Suriye’de rejim güçleri devrimcilere karşı başarısız oldukça İran’ın verilen beşeri kayıpları Irak’tan, Afganistan’dan, Lübnan’dan ve daha başka ülkelerden getirdiği Şii milislerle ve kendi asker ve subaylarıyla telafi etmeye çalıştığı biliniyor.

Bu nedenle uzun bir süredir Suriyeliler gerçekte Baas rejimi diktatörlüğüne karşı değil ülkeyi işgal eden İran’a karşı savaştıklarını dile getiriyorlar.

Suriye Muhalif ve Devrimci Güçler Ulusal Koalisyonu (SMDK) Başkanı Halid Hoca da Tolga Tanış’a verdiği röportajda bu noktaya dikkat çekerek Suriye rejimi ordusunun artık İranlı komutanlar tarafından yönetildiğini ve buna karşı çıkan Suriyeli komutanların öldürüldüklerini söylüyor.

Son günlerde rejim güçleri devrimciler karşısında çok ciddi kayıplar verince şu soru gündeme geldi:

“Suudi Arabistan öncülüğündeki koalisyonun Yemen’e müdahalesi örneğinde olduğu gibi İran da Beşşar El Esed’i kurtarmak için benzer bir şekilde Suriye’ye müdahale eder mi?”

Yani asker, subay, milis ve mühimmat göndermek yerine ordusuyla doğrudan savaşa girer mi?

Bu sorunun cevabı ve müdahalenin çerçevesi ne olursa olsun, Tahran’ın Suriye’ye daha çok asker ve subay göndermesi bekleniyor.

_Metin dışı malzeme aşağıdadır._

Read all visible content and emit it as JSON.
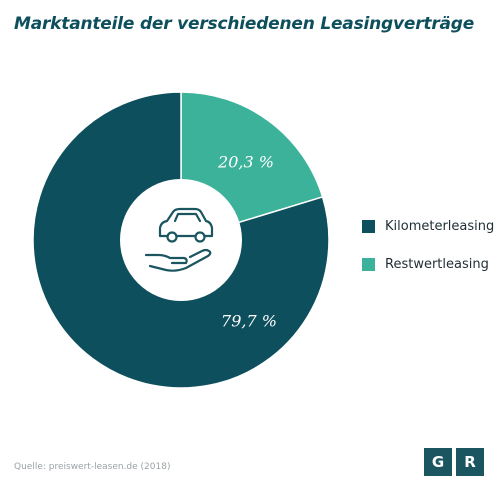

“Arabi 21” sitesi, İranlı güvenilir kaynaklara dayandırdığı haberinde, General Kasım Süleymani’nin rejim güçlerinin devrimciler karşısında gerilemesi nedeniyle bir hayli öfkeli olduğunu ve bu nedenle geçtiğimiz günlerde Tahran’ı ziyaret eden Suriye Savunma Bakanı Fahd Salim El Fureyc’le görüşmeyi reddettiğini yazdı.

Yine aynı haberde, İran Devrim Muhafızları’nın Suriye’ye yeniden ve daha güçlü bir şekilde müdahale kararı aldığı ve Süleymani’nin bu ülkeye daha çok Devrim Muhafızları askeri göndereceği belirtiliyor.

Suriye’ye gönderilecek Devrim Muhafızları komandolarının İran Kürdistanı dağlarında eğitimlerini tamamlayarak bir hafta önce Kirmanşah Şehitleri Kampı’na ve Hatemu’l Enbiya Üssü’ne döndükleri, Süleymani’ye yakın subaylardan General Behmen Reyhani komutasında Suriye’ye girecekleri ifade ediliyor.

Haberde ayrıca, Iraklı milislerin de İdlib ve Kalemun’da devrimcilere karşı verilecek savaşlara katılacakları, Asaibu Ehli’l Hak isimli milis grubunun liderlerinin geçtiğimiz günlerde Tahran’da İranlı yetkililerle bir araya gelerek “Haydaratu’l Kerrar Tugayları”nı İdlib’e gönderme konusunu ele aldıkları bildiriliyor.

Bütün bunların anlamı şu:

“ Tahran, Beşşar El Esed’in kendisinden ve ailesinden vazgeçse bile Suriye’deki Baas rejiminden ne pahasına olursa olsun vazgeçmeyek.”

Hizbullah lideri Hasan Nasrallah’ın Lübnan El Ahbar gazetesince aktarılan sözleri de Suriye’de savaşın artık Beşşar El Esed ve Baas rejiminin değil tamamen İran’ın savaşı olduğuna işaret ediyor.

El Ahbar’ın yazdığına göre Lübnanlı Hıristiyan liderlerden General Mişel Aun ile görüşen Nasrallah, Beşşar El Esed ve rejiminin devrilmeyeceğini iddia ederek, “Onun devrilmesi Hizbullah’ın ve direniş ekseninin devrilmesi demektir” tespitinde bulunmuş.

Savaşın rejim güçleri ve muhalifler arasında gidip geldiğini öne süren Nasrallah, kayıp ve kazançlar olabileceğini fakat rejimin kesinlikle devrilmeyeceğini söylemiş.

Nasrallah’ın söyledikleri ve iddiası bir yana, bu madalyonun bir de diğer yüzü var.

Orada da İran ve müttefiklerinin Suriye’ye ne kadar asker ve subay gönderirlerse kayıplarının o kadar çok olacağı görülüyor.

Çünkü gidenler ancak tabut içinde geri dönebiliyor.